Nov 23, 2012 - The UK government has reached a deal on energy policy ahead of introducing the Energy Bill next week, including an agreement on the level of market support for low carbon electricity investment up to 2020, Energy and Climate Change Secretary Edward Davey announced today.
Low-carbon electricity spending under the Levy Control Framework will increase to GBP 7.6 billion (USD 12.1bn/EUR 9.4bn) in real terms in 2020/21, which equates to about GBP 9.8 billion in nominal 2020 prices, from GBP 2.35 billion in 2012/13. The envisaged support will help diversify the UK's energy mix to avoid excessive dependency on gas imports by boosting the share of renewable electricity to around 30% by 2020 from 11% currently, the government says. The investment will also back new nuclear power and carbon capture and storage commercialisation, according to the announcement.

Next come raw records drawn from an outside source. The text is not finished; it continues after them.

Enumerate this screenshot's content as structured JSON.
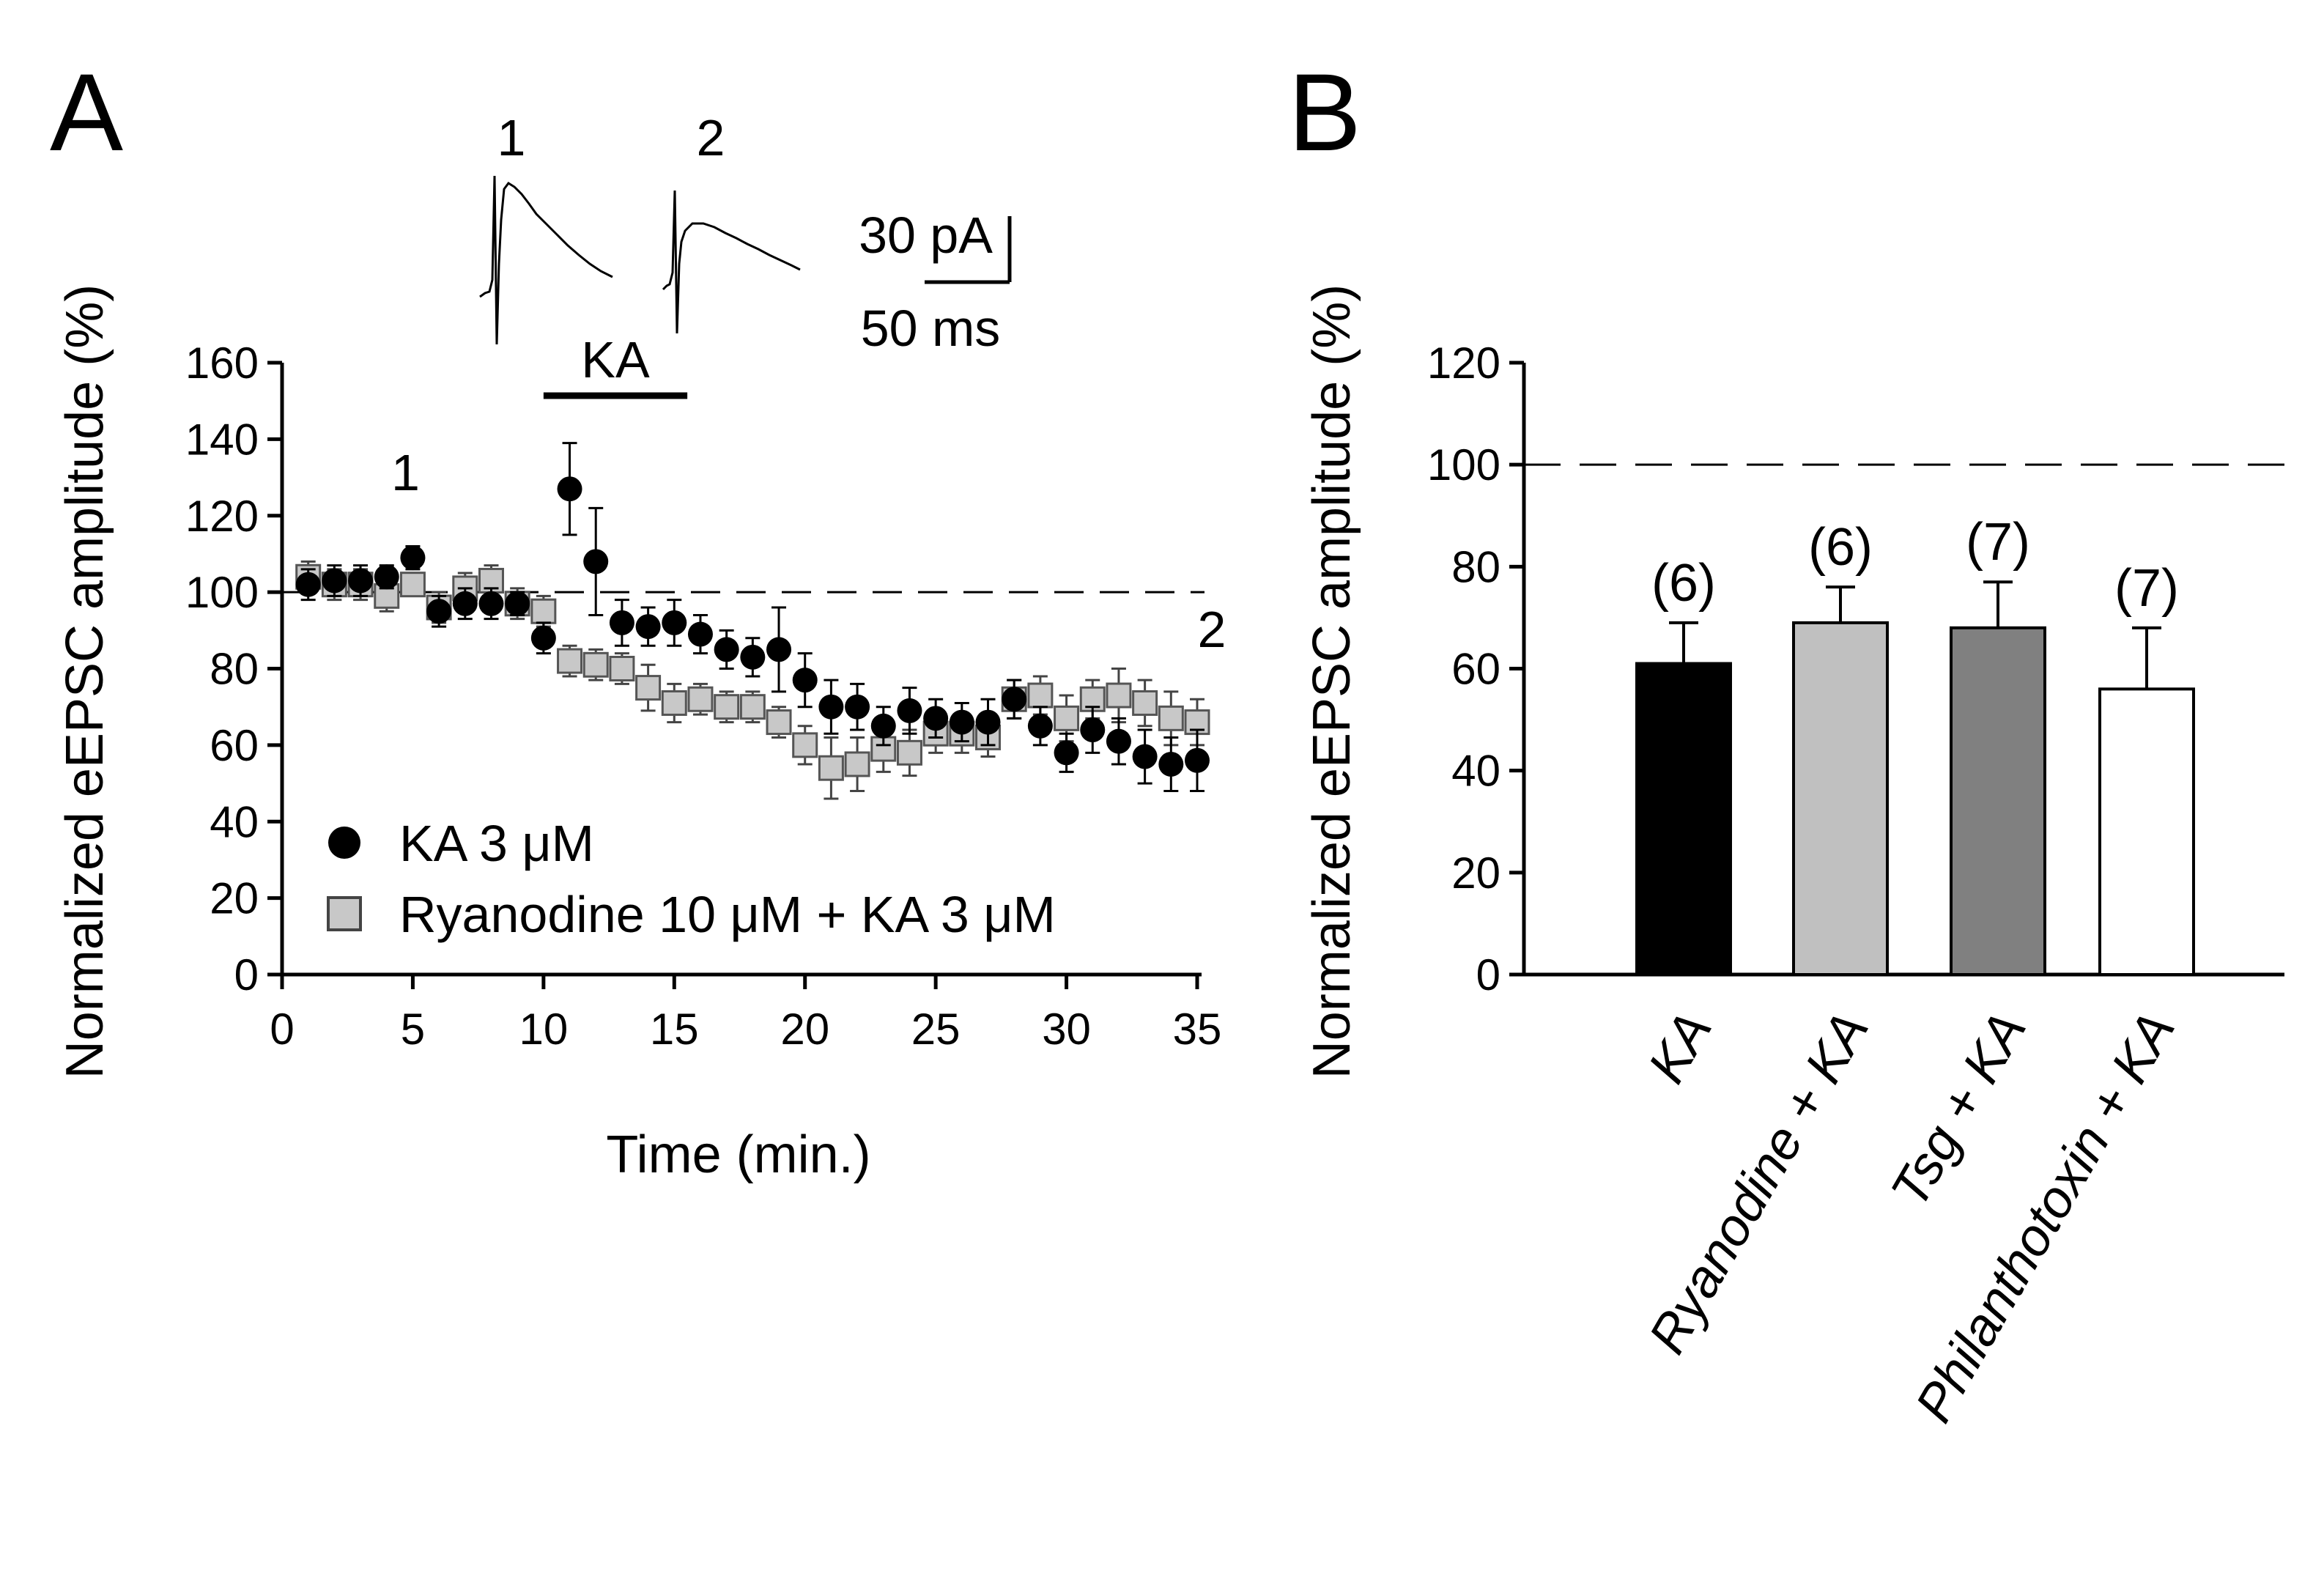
{
  "panels": {
    "a_letter": "A",
    "b_letter": "B"
  },
  "chart_data": [
    {
      "type": "scatter",
      "panel": "A",
      "xlabel": "Time (min.)",
      "ylabel": "Normalized eEPSC amplitude (%)",
      "xlim": [
        0,
        35
      ],
      "ylim": [
        0,
        160
      ],
      "xticks": [
        0,
        5,
        10,
        15,
        20,
        25,
        30,
        35
      ],
      "yticks": [
        0,
        20,
        40,
        60,
        80,
        100,
        120,
        140,
        160
      ],
      "reference_line": 100,
      "drug_bar": {
        "label": "KA",
        "start": 10,
        "end": 15.5
      },
      "time_markers": [
        {
          "label": "1",
          "x": 5
        },
        {
          "label": "2",
          "x": 35
        }
      ],
      "trace_labels": [
        "1",
        "2"
      ],
      "scale_bar": {
        "current": "30 pA",
        "time": "50 ms"
      },
      "series": [
        {
          "name": "KA 3 μM",
          "marker": "circle",
          "color": "#000000",
          "x": [
            1,
            2,
            3,
            4,
            5,
            6,
            7,
            8,
            9,
            10,
            11,
            12,
            13,
            14,
            15,
            16,
            17,
            18,
            19,
            20,
            21,
            22,
            23,
            24,
            25,
            26,
            27,
            28,
            29,
            30,
            31,
            32,
            33,
            34,
            35
          ],
          "y": [
            102,
            103,
            103,
            104,
            109,
            95,
            97,
            97,
            97,
            88,
            127,
            108,
            92,
            91,
            92,
            89,
            85,
            83,
            85,
            77,
            70,
            70,
            65,
            69,
            67,
            66,
            66,
            72,
            65,
            58,
            64,
            61,
            57,
            55,
            56
          ],
          "err": [
            4,
            4,
            4,
            3,
            3,
            4,
            4,
            4,
            3,
            4,
            12,
            14,
            6,
            5,
            6,
            5,
            5,
            5,
            11,
            7,
            7,
            6,
            5,
            6,
            5,
            5,
            6,
            5,
            5,
            5,
            6,
            6,
            7,
            7,
            8
          ]
        },
        {
          "name": "Ryanodine 10 μM + KA 3 μM",
          "marker": "square",
          "color": "#c8c8c8",
          "x": [
            1,
            2,
            3,
            4,
            5,
            6,
            7,
            8,
            9,
            10,
            11,
            12,
            13,
            14,
            15,
            16,
            17,
            18,
            19,
            20,
            21,
            22,
            23,
            24,
            25,
            26,
            27,
            28,
            29,
            30,
            31,
            32,
            33,
            34,
            35
          ],
          "y": [
            104,
            102,
            102,
            99,
            102,
            96,
            101,
            103,
            97,
            95,
            82,
            81,
            80,
            75,
            71,
            72,
            70,
            70,
            66,
            60,
            54,
            55,
            59,
            58,
            63,
            63,
            62,
            72,
            73,
            67,
            72,
            73,
            71,
            67,
            66
          ],
          "err": [
            4,
            4,
            4,
            4,
            3,
            4,
            4,
            4,
            4,
            4,
            4,
            4,
            4,
            6,
            5,
            4,
            4,
            4,
            4,
            5,
            8,
            7,
            6,
            6,
            5,
            5,
            5,
            5,
            5,
            6,
            5,
            7,
            6,
            7,
            6
          ]
        }
      ]
    },
    {
      "type": "bar",
      "panel": "B",
      "ylabel": "Normalized eEPSC amplitude (%)",
      "ylim": [
        0,
        120
      ],
      "yticks": [
        0,
        20,
        40,
        60,
        80,
        100,
        120
      ],
      "reference_line": 100,
      "categories": [
        "KA",
        "Ryanodine + KA",
        "Tsg + KA",
        "Philanthotoxin + KA"
      ],
      "values": [
        61,
        69,
        68,
        56
      ],
      "errors": [
        8,
        7,
        9,
        12
      ],
      "n": [
        "(6)",
        "(6)",
        "(7)",
        "(7)"
      ],
      "colors": [
        "#000000",
        "#c0c0c0",
        "#808080",
        "#ffffff"
      ]
    }
  ]
}
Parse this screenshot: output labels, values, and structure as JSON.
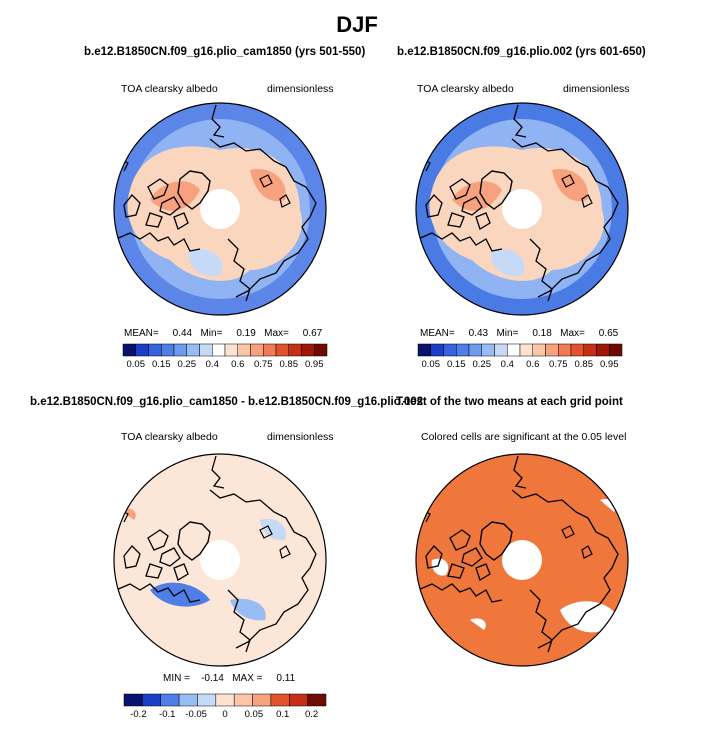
{
  "figure": {
    "title": "DJF"
  },
  "panels": [
    {
      "title": "b.e12.B1850CN.f09_g16.plio_cam1850 (yrs 501-550)",
      "left_label": "TOA clearsky albedo",
      "right_label": "dimensionless",
      "stats": {
        "mean_label": "MEAN=",
        "mean": "0.44",
        "min_label": "Min=",
        "min": "0.19",
        "max_label": "Max=",
        "max": "0.67"
      }
    },
    {
      "title": "b.e12.B1850CN.f09_g16.plio.002 (yrs 601-650)",
      "left_label": "TOA clearsky albedo",
      "right_label": "dimensionless",
      "stats": {
        "mean_label": "MEAN=",
        "mean": "0.43",
        "min_label": "Min=",
        "min": "0.18",
        "max_label": "Max=",
        "max": "0.65"
      }
    },
    {
      "title": "b.e12.B1850CN.f09_g16.plio_cam1850 - b.e12.B1850CN.f09_g16.plio.002",
      "left_label": "TOA clearsky albedo",
      "right_label": "dimensionless",
      "stats": {
        "min_label": "MIN =",
        "min": "-0.14",
        "max_label": "MAX =",
        "max": "0.11"
      }
    },
    {
      "title": "T-test of the two means at each grid point",
      "left_label": "Colored cells are significant at the 0.05 level"
    }
  ],
  "chart_data": [
    {
      "type": "heatmap",
      "projection": "north-polar-stereographic",
      "title": "b.e12.B1850CN.f09_g16.plio_cam1850 (yrs 501-550)",
      "variable": "TOA clearsky albedo",
      "units": "dimensionless",
      "mean": 0.44,
      "min": 0.19,
      "max": 0.67,
      "colorbar_levels": [
        0.05,
        0.1,
        0.15,
        0.2,
        0.25,
        0.3,
        0.4,
        0.5,
        0.6,
        0.7,
        0.75,
        0.8,
        0.85,
        0.9,
        0.95
      ],
      "colorbar_tick_labels": [
        "0.05",
        "0.15",
        "0.25",
        "0.4",
        "0.6",
        "0.75",
        "0.85",
        "0.95"
      ]
    },
    {
      "type": "heatmap",
      "projection": "north-polar-stereographic",
      "title": "b.e12.B1850CN.f09_g16.plio.002 (yrs 601-650)",
      "variable": "TOA clearsky albedo",
      "units": "dimensionless",
      "mean": 0.43,
      "min": 0.18,
      "max": 0.65,
      "colorbar_levels": [
        0.05,
        0.1,
        0.15,
        0.2,
        0.25,
        0.3,
        0.4,
        0.5,
        0.6,
        0.7,
        0.75,
        0.8,
        0.85,
        0.9,
        0.95
      ],
      "colorbar_tick_labels": [
        "0.05",
        "0.15",
        "0.25",
        "0.4",
        "0.6",
        "0.75",
        "0.85",
        "0.95"
      ]
    },
    {
      "type": "heatmap",
      "projection": "north-polar-stereographic",
      "title": "b.e12.B1850CN.f09_g16.plio_cam1850 - b.e12.B1850CN.f09_g16.plio.002",
      "variable": "TOA clearsky albedo",
      "units": "dimensionless",
      "min": -0.14,
      "max": 0.11,
      "colorbar_tick_labels": [
        "-0.2",
        "-0.1",
        "-0.05",
        "0",
        "0.05",
        "0.1",
        "0.2"
      ]
    },
    {
      "type": "heatmap",
      "projection": "north-polar-stereographic",
      "title": "T-test of the two means at each grid point",
      "note": "Colored cells are significant at the 0.05 level",
      "significance_level": 0.05
    }
  ],
  "colors": {
    "abs_scale": [
      "#08136e",
      "#1c3ec7",
      "#3562dd",
      "#4f7ee6",
      "#6f9bee",
      "#98bcf4",
      "#c6daf8",
      "#ffffff",
      "#fde2d1",
      "#fbc5a8",
      "#f7a17f",
      "#f07b56",
      "#e0532e",
      "#c52f15",
      "#9e1707",
      "#6f0a03"
    ],
    "diff_scale": [
      "#08136e",
      "#1c3ec7",
      "#4f7ee6",
      "#98bcf4",
      "#c6daf8",
      "#fde2d1",
      "#fbc5a8",
      "#f7a17f",
      "#e0532e",
      "#c52f15",
      "#6f0a03"
    ],
    "ocean_blue": "#4f7ee6",
    "land_pink": "#fbd6bf",
    "significance": "#f0773c"
  }
}
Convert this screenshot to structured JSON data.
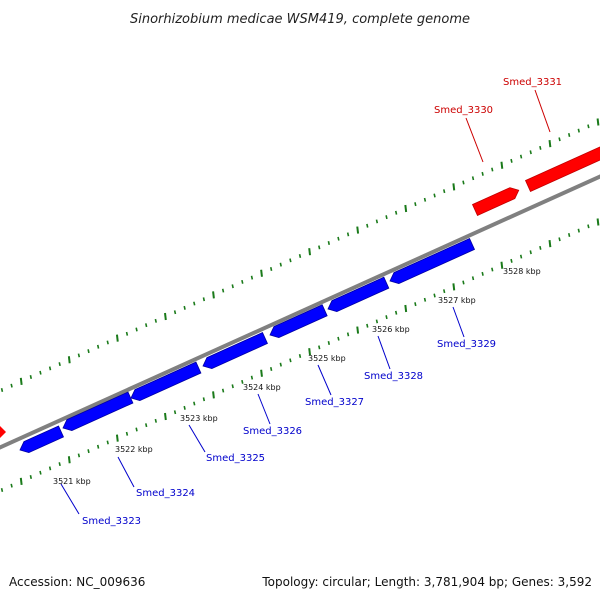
{
  "title": "Sinorhizobium medicae WSM419, complete genome",
  "footer": {
    "accession": "Accession: NC_009636",
    "summary": "Topology: circular; Length: 3,781,904 bp; Genes: 3,592"
  },
  "colors": {
    "forward_gene": "#ff0000",
    "reverse_gene": "#0000ff",
    "backbone": "#808080",
    "ticks": "#1a7a1a",
    "reverse_label": "#0000cc",
    "forward_label": "#cc0000"
  },
  "scale": {
    "unit": "kbp",
    "ticks": [
      "3521 kbp",
      "3522 kbp",
      "3523 kbp",
      "3524 kbp",
      "3525 kbp",
      "3526 kbp",
      "3527 kbp",
      "3528 kbp"
    ]
  },
  "genes": [
    {
      "name": "Smed_3323",
      "strand": "reverse"
    },
    {
      "name": "Smed_3324",
      "strand": "reverse"
    },
    {
      "name": "Smed_3325",
      "strand": "reverse"
    },
    {
      "name": "Smed_3326",
      "strand": "reverse"
    },
    {
      "name": "Smed_3327",
      "strand": "reverse"
    },
    {
      "name": "Smed_3328",
      "strand": "reverse"
    },
    {
      "name": "Smed_3329",
      "strand": "reverse"
    },
    {
      "name": "Smed_3330",
      "strand": "forward"
    },
    {
      "name": "Smed_3331",
      "strand": "forward"
    }
  ]
}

The government has also delayed setting a decarbonisation target range for 2030 until 2016.
Trade body RenewableUK welcomed the announcement. "The news that there is rock solid support across Government for renewable energy, and clear evidence that Treasury and the Department of Energy and Climate Change are in step, provide the industry with exactly the kind of assurances we've been calling for," the organisation's chief executive Maria McCaffery said.
Conservation charity WWF-UK, however, criticised the lack of a decarbonisation target in the bill, saying that this was "a failure of leadership."